When the above is complete and the content is ready for review, it must be reviewed by Tech Writing. It can also be reviewed by Product Marketing, Product Design, and the Product Leader for this area.

Use the Reviewers for Merge Requests feature in GitLab when adding team members for content reviews. Reviewers will then approve the MR and remove themselves from Reviewers when their review is complete.

Tip: Try using the Review App in this MR to see exactly how the release post item is rendered.

Tech writer review

Expand for Details

After the technical writer from the corresponding group is added as a reviewer to this merge request, they will perform their review.

Please mark a section as complete only after you performed all individual checks!

  • Feature: If the feature is listed as secondary, updating features.yml is optional.
  • Name/title: Try to limit to 7 words (not including articles or prepositions). Use sentence case.
  • Feature availability: Ensure available_in: is correct. Ensure the offering fields (gitlab_com:, self_managed:, gitlab_dedicated:, gitlab_dedicated_for_government:) are accurately set to true or false.
  • Documentation link: Ensure the documentation_link links to the correct document and anchor, and is wrapped in single quotes.
  • Image URL: The image should be smaller than 150 KB.
  • Links: Make sure the linked issue_url or epic_url is correct. Verify that all links and anchors work as intended.
  • Description: Review the content. Make sure it accurately describes the feature.

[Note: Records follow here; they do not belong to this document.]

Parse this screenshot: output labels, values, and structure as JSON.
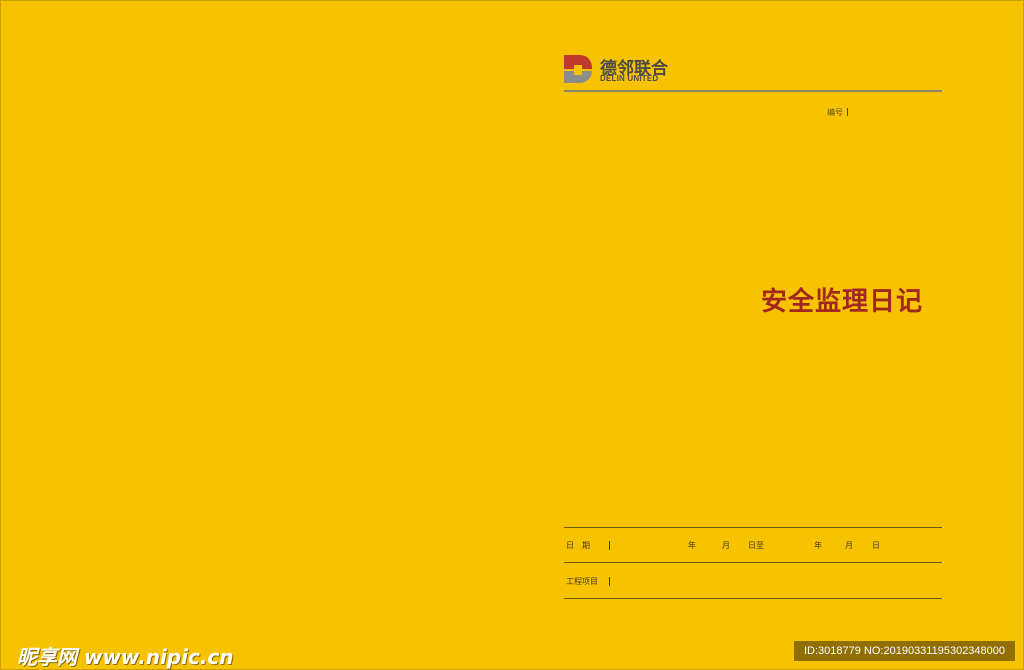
{
  "brand": {
    "name_cn": "德邻联合",
    "name_en": "DELIN UNITED",
    "colors": {
      "mark_red": "#c0392b",
      "mark_gray": "#8c8c8c",
      "text_gray": "#4a4a4a"
    }
  },
  "serial": {
    "label": "编号"
  },
  "title": "安全监理日记",
  "date_row": {
    "label": "日　期",
    "year1": "年",
    "month1": "月",
    "day_to": "日至",
    "year2": "年",
    "month2": "月",
    "day2": "日"
  },
  "project_row": {
    "label": "工程项目"
  },
  "watermark": {
    "left": "昵享网 www.nipic.cn",
    "right": "ID:3018779 NO:20190331195302348000"
  },
  "colors": {
    "background": "#f7c300",
    "title": "#a0281e"
  }
}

Look for typos or grammar mistakes.

Notes:

  • If checklist items are incomplete, tell the PMs or other team members. You can remove yourself as a reviewer, but request to be added back after the missing tasks are done.
  • After all checklist items are done, approve the merge request, select your checkbox in the review checklist, and remove yourself from the list of reviewers. Your job is done!

PMM review

PMM Review is Optional

Expand for Details

Please only mark this section as completed once you performed all individual checks! When your review is complete, please approve this MR and remove yourself from Reviewers.

  • PMM review
    • problem/solution: Does this describe the user pain points (problem) as well as how the new feature removes the pain points (solves the problem)?
      • short/pithy: Is this communicated clearly with the fewest words possible?
      • tone clarify: Is the language and sentence structure clear and grammatically correct?
      • technical clarity: Does the description of the feature make sense for various audiences, including folks who are not deeply familiar with GitLab?
    • Check/copyedit all your content blocks (including links/images)
    • If you think any features should change from primary to secondary, add a suggestion to the release post item and ping the PM owner to review.
    • Check/copyedit features.yml

EM release post item checklist

Expand for Details
  • Set at least one code MR as a blocker for this MR by going to Edit > Merge request dependencies.
  • When this MR is labeled as Ready and assigned to you:
    • Confirm the feature is in the release and note the following:
      • Be aware that merging code to master "does not guarantee that the feature will be in the release" (source).
      • If in doubt, you should confirm the feature commits are in the x-y-stable-ee branch (for example, 13-12-stable-ee).
      • You can also use the chatops command /chatops run release check [MR_URL] [RELEASE] to check if the MR will be included in the release.
    • If the feature has a feature flag, verify it is enabled by default.
    • If before 11:59PM PT on the Friday the milestone ends, merge this merge request to the master branch. If after that time, but you believe this should be merged late, follow the process for late additions and be sure to inform the release post manager.